Melxepe é um sítio arqueológico, domínio do professor Carson, inglês, arqueólogo que pesquisa a região para a Unesco. Tem magnífica pirâmide, outrora dominada pela floresta mas totalmente limpa e reconstituída, bem como diversas outras ruínas ao redor, que revelam a magnífica cidade habitada pelos Maias muito antes da chegada dos europeus ao Novo Mundo.

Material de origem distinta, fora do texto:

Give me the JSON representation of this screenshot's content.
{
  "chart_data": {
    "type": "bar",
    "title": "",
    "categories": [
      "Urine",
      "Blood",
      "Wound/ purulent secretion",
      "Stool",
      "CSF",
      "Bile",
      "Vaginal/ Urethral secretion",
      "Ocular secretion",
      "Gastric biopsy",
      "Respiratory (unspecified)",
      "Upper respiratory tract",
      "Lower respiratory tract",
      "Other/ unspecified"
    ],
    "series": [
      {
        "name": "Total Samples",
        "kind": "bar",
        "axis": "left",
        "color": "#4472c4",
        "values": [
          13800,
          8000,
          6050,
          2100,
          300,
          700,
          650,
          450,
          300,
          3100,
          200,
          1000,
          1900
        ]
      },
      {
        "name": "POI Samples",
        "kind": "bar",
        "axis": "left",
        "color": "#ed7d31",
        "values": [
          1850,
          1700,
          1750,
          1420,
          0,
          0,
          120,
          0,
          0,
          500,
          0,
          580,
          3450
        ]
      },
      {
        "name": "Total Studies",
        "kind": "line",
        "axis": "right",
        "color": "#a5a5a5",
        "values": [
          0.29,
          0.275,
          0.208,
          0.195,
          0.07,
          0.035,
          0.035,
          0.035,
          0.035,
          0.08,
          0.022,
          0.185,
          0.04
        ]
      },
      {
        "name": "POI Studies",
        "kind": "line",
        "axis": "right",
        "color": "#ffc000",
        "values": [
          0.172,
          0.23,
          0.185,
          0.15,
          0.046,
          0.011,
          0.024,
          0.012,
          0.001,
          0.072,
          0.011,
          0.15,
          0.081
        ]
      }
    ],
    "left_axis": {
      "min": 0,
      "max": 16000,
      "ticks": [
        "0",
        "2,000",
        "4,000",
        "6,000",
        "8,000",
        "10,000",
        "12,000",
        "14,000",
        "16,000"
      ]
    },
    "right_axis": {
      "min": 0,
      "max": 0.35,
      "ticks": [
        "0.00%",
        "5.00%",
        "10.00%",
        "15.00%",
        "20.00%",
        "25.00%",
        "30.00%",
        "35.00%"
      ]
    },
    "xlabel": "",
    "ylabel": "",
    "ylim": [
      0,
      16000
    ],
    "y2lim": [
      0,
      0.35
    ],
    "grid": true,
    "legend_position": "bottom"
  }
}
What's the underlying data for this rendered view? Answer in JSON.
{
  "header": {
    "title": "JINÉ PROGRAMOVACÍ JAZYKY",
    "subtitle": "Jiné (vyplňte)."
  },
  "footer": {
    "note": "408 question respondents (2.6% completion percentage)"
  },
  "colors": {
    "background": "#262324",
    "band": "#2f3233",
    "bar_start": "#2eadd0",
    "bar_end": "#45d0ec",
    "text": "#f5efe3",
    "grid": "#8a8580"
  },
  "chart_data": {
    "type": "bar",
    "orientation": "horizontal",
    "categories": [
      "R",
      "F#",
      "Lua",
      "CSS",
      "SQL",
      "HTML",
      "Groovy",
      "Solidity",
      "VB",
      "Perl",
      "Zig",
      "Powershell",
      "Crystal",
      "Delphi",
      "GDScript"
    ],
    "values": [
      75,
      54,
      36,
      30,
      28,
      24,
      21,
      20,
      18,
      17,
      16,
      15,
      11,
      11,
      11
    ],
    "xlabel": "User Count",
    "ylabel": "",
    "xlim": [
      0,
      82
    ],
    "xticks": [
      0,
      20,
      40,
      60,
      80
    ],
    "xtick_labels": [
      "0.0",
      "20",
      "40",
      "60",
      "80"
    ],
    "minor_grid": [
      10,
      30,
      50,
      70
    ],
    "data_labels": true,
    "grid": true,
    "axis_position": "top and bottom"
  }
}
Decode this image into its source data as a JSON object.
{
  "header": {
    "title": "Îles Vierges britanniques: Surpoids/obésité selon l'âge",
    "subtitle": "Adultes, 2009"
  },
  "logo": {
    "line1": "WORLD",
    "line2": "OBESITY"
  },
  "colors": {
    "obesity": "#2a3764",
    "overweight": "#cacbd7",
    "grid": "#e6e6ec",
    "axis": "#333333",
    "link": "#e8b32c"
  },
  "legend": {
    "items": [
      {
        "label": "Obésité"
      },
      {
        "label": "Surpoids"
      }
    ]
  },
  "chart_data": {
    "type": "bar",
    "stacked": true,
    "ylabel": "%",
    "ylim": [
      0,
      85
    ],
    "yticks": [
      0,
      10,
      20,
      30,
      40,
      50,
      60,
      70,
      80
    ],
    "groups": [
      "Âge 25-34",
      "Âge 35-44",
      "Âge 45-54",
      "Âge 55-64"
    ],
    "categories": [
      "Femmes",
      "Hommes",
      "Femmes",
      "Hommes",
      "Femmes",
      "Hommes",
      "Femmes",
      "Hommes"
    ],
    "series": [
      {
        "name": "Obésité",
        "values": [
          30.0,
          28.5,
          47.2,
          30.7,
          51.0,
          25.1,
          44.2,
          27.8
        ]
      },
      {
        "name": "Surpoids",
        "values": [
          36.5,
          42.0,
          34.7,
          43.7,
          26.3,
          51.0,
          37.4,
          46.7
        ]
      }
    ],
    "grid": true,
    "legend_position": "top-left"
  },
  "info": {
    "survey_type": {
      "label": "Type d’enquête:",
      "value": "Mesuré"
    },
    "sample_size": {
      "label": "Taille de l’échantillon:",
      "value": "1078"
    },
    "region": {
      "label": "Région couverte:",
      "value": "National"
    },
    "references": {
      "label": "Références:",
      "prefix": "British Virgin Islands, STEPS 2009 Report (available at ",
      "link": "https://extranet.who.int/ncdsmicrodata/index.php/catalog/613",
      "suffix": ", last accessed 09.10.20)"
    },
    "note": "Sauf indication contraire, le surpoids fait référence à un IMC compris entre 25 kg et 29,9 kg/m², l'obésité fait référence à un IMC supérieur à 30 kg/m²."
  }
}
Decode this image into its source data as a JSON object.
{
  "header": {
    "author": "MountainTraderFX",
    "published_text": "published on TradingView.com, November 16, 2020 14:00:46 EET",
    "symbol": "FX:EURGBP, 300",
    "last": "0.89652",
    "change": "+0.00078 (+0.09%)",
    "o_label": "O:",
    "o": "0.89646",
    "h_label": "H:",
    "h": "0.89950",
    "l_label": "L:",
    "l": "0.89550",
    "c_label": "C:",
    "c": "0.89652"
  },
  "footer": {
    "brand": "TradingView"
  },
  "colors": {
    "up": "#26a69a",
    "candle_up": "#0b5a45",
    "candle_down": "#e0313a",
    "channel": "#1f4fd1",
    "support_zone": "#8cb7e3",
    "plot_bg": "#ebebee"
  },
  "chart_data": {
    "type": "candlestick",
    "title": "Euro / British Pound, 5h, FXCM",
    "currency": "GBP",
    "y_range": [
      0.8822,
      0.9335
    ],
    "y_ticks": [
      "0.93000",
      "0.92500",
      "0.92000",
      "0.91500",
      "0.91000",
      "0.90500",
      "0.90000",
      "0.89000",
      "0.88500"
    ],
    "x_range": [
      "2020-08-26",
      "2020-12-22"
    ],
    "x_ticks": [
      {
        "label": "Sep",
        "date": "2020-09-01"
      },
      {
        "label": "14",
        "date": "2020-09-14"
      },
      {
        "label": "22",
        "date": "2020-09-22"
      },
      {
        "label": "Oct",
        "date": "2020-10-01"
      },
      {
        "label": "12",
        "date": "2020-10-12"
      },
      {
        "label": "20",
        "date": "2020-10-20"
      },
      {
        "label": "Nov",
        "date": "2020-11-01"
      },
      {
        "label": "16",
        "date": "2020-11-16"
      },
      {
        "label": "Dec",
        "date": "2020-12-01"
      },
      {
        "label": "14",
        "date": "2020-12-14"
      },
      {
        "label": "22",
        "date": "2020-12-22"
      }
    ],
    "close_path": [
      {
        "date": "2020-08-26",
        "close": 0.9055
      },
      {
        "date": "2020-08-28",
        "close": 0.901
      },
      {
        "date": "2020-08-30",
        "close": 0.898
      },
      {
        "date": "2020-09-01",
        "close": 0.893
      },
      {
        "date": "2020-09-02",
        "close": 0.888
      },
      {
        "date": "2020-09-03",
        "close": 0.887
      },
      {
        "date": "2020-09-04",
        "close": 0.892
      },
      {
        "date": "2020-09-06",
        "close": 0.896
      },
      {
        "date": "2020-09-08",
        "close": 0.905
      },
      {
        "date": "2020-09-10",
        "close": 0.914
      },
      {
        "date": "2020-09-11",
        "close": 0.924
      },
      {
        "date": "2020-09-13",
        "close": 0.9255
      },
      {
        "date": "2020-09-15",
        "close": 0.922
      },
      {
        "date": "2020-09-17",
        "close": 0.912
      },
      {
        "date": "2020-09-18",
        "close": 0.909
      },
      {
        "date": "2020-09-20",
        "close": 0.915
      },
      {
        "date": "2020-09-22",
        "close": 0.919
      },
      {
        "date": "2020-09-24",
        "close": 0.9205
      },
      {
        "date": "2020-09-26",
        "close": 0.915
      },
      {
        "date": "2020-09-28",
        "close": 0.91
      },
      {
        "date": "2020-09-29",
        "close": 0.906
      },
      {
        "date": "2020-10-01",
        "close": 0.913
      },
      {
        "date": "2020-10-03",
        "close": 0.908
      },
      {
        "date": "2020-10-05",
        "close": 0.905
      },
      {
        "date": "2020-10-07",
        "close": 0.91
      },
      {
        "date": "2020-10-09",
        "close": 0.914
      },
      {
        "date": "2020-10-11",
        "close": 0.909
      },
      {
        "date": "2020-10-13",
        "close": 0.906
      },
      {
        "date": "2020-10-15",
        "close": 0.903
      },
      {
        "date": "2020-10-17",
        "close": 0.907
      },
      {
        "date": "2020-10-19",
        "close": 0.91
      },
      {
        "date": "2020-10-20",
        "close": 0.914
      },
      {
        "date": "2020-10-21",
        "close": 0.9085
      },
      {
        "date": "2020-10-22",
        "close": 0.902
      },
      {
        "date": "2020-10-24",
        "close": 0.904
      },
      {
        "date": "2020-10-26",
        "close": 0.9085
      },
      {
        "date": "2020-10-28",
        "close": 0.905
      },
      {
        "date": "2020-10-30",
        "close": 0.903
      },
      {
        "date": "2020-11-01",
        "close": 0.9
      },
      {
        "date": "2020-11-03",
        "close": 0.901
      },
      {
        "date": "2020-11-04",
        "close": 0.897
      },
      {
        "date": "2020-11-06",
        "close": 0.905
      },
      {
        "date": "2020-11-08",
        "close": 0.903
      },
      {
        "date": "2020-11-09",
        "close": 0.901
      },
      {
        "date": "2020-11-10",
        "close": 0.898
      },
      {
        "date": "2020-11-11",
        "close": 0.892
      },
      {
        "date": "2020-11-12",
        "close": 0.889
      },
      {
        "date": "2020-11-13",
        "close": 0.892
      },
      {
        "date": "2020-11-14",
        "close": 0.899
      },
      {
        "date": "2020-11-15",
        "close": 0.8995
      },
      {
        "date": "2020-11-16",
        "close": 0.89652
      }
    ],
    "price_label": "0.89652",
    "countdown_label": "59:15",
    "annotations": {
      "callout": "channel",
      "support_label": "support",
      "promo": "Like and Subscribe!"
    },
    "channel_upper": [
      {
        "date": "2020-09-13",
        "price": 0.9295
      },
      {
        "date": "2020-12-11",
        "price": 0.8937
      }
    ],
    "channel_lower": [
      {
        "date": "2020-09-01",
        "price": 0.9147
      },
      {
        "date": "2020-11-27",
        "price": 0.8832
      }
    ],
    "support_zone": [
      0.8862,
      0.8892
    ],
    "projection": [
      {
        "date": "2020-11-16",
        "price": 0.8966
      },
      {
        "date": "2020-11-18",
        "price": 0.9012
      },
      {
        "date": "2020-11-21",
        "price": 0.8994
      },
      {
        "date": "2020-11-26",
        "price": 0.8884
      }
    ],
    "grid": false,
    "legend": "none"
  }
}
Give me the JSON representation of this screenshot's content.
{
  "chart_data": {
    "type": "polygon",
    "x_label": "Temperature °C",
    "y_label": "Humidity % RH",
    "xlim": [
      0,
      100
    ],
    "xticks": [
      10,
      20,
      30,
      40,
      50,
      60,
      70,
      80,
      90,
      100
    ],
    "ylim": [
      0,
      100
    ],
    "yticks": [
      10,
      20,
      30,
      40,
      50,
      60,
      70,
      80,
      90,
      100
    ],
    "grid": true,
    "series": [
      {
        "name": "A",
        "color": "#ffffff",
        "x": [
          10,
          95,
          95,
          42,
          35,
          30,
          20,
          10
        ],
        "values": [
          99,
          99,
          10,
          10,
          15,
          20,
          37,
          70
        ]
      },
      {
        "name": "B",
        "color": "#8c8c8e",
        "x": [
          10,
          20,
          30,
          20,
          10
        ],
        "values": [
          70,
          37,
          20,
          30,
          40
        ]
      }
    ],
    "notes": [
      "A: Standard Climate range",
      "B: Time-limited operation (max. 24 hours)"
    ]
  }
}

É o próprio professor Carson quem recebe o medico. A sua presença se contrapõe flagrantemente com a de Guedes: Deve ter mais de 70 anos, cabelos brancos, os olhos muito azuis sob espessas sobrancelhas também de hirtusos pelos brancos. Um vasto bigode esconde a boca e dá feições leoninas ao rosto corado pela luz tropical. Usa um capacete de explorador, com a aba enfeitada por uma tira de pele de onça.

— Well...well... Eis nosso doutor brasileiro de volta. Ainda continua procurando a origem misteriosa da doença na história dos Maias?

— Bom dia, professor Carson. — Embora o conhecimento seja recente, uma cordial amizade já se estabeleceu entre ambos. — Sim, tenho quase certeza de que a origem da peste está nestas ruínas.

— Ora, doutor, aqui já não há sinal de vida há mais de cinco séculos. Desde que a civilização dos Maias desapareceu, a região permaneceu desabitada. Tudo aqui esteve abandonado, morto, por centenas de anos. Até que o sítio foi redescoberto e está sendo reconstituído.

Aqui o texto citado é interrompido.